Si la proposition est soutenue par de nombreux pays en développement, elle est en revanche rejetée par les pays où fleurissent les groupes pharmaceutiques.

« La propriété intellectuelle encourage un modèle commercial d’innovation fort. Nous n’aurions pas eu la possibilité d’avancer aussi rapidement dans le développement de traitements ou de vaccins sans le système de propriété intellectuelle », a déclaré le directeur général de l’IFMPA, le lobby des groupes pharmaceutiques, Thomas Cueni, lors d’un événement cette semaine.

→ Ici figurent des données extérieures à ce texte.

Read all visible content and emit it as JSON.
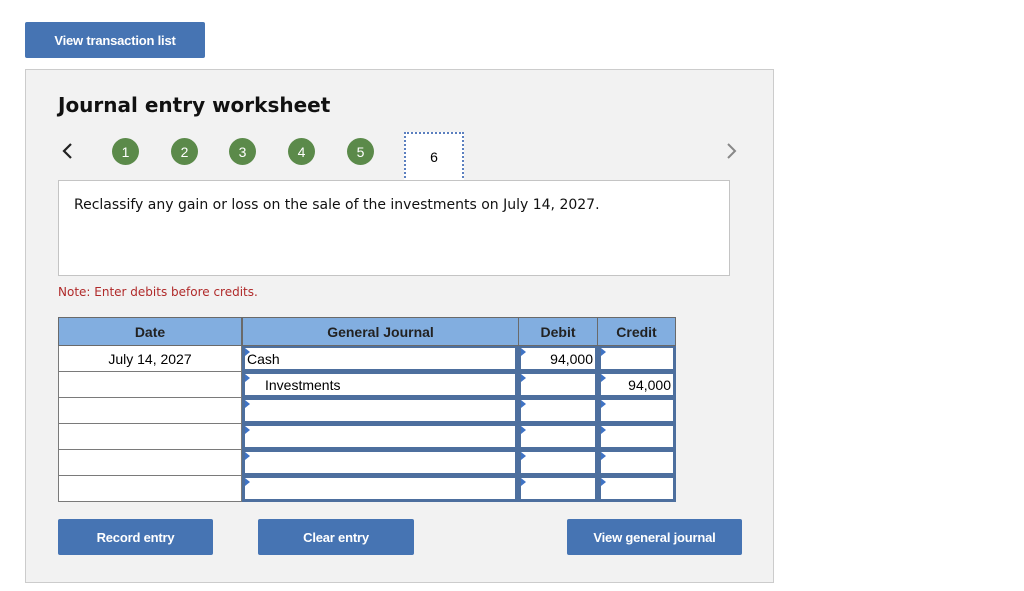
{
  "top_button": {
    "label": "View transaction list"
  },
  "worksheet": {
    "title": "Journal entry worksheet",
    "prev_icon": "chevron-left-icon",
    "next_icon": "chevron-right-icon",
    "steps": [
      {
        "label": "1",
        "status": "completed"
      },
      {
        "label": "2",
        "status": "completed"
      },
      {
        "label": "3",
        "status": "completed"
      },
      {
        "label": "4",
        "status": "completed"
      },
      {
        "label": "5",
        "status": "completed"
      },
      {
        "label": "6",
        "status": "current"
      }
    ],
    "question": "Reclassify any gain or loss on the sale of the investments on July 14, 2027.",
    "note": "Note: Enter debits before credits.",
    "step_color": "#5b8a4a",
    "accent_color": "#4674b3",
    "note_color": "#b02a2a"
  },
  "journal": {
    "headers": {
      "date": "Date",
      "account": "General Journal",
      "debit": "Debit",
      "credit": "Credit"
    },
    "rows": [
      {
        "date": "July 14, 2027",
        "account": "Cash",
        "debit": "94,000",
        "credit": ""
      },
      {
        "date": "",
        "account": "Investments",
        "debit": "",
        "credit": "94,000"
      },
      {
        "date": "",
        "account": "",
        "debit": "",
        "credit": ""
      },
      {
        "date": "",
        "account": "",
        "debit": "",
        "credit": ""
      },
      {
        "date": "",
        "account": "",
        "debit": "",
        "credit": ""
      },
      {
        "date": "",
        "account": "",
        "debit": "",
        "credit": ""
      }
    ]
  },
  "actions": {
    "record": "Record entry",
    "clear": "Clear entry",
    "view_journal": "View general journal"
  }
}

Également présent à la table-ronde, le directeur scientifique du géant pharmaceutique américain Johnson & Johnson, Paul Stoffels, a expliqué que pour l’instant « nous nous concentrons sur la stabilisation de la technologie et nous nous assurons que nous pourrons la fournir l’année prochaine, avant de commencer à transférer la technologie et les capacités à d’autres ».

Licences obligatoires

Après sa présentation officielle jeudi à l’OMC devant le Conseil de l’ADPIC, actuellement présidé par l’Afrique du Sud, le texte sera également débattu les 16 et 17 décembre par le Conseil général de l’OMC, organe de décision suprême de l’organisation.

Pendant les discussions informelles à ce sujet qui se sont tenues ces dernières semaines à l’OMC à Genève, le Japon, les États-Unis et l’Union européenne ont fait part de leur opposition au texte, en soulignant notamment les efforts financiers déployés par les groupes pharmaceutiques.

Ces pays estiment par ailleurs que ceux qui ont développé les vaccins possèdent tout le savoir-faire et sont donc les mieux-placés pour produire les vaccins dans les quantités requises, a indiqué une source commerciale basée à Genève.

Les opposants au texte ont également souligné que les règles actuelles en matière de propriété intellectuelle prévoient les flexibilités nécessaires et la possibilité d’accorder des « licences obligatoires », prévues spécifiquement pour des situations d’urgence comme l’actuelle pandémie.

Les règles actuelles autorisent en effet la délivrance de licence dite « obligatoire », permettant aux autorités de donner à des entreprises autres que le titulaire du brevet l’autorisation de fabriquer le produit, sous réserve que certaines procédures et conditions soient respectées.

Mais certains pays estiment que la procédure pour obtenir ces licences est très compliquée et que les conditions sont trop nombreuses, car il faut notamment que chaque demande soit traitée au cas par cas, et proposent donc une exemption généralisée pendant la durée de la pandémie pour aider à surmonter les complications bureaucratiques.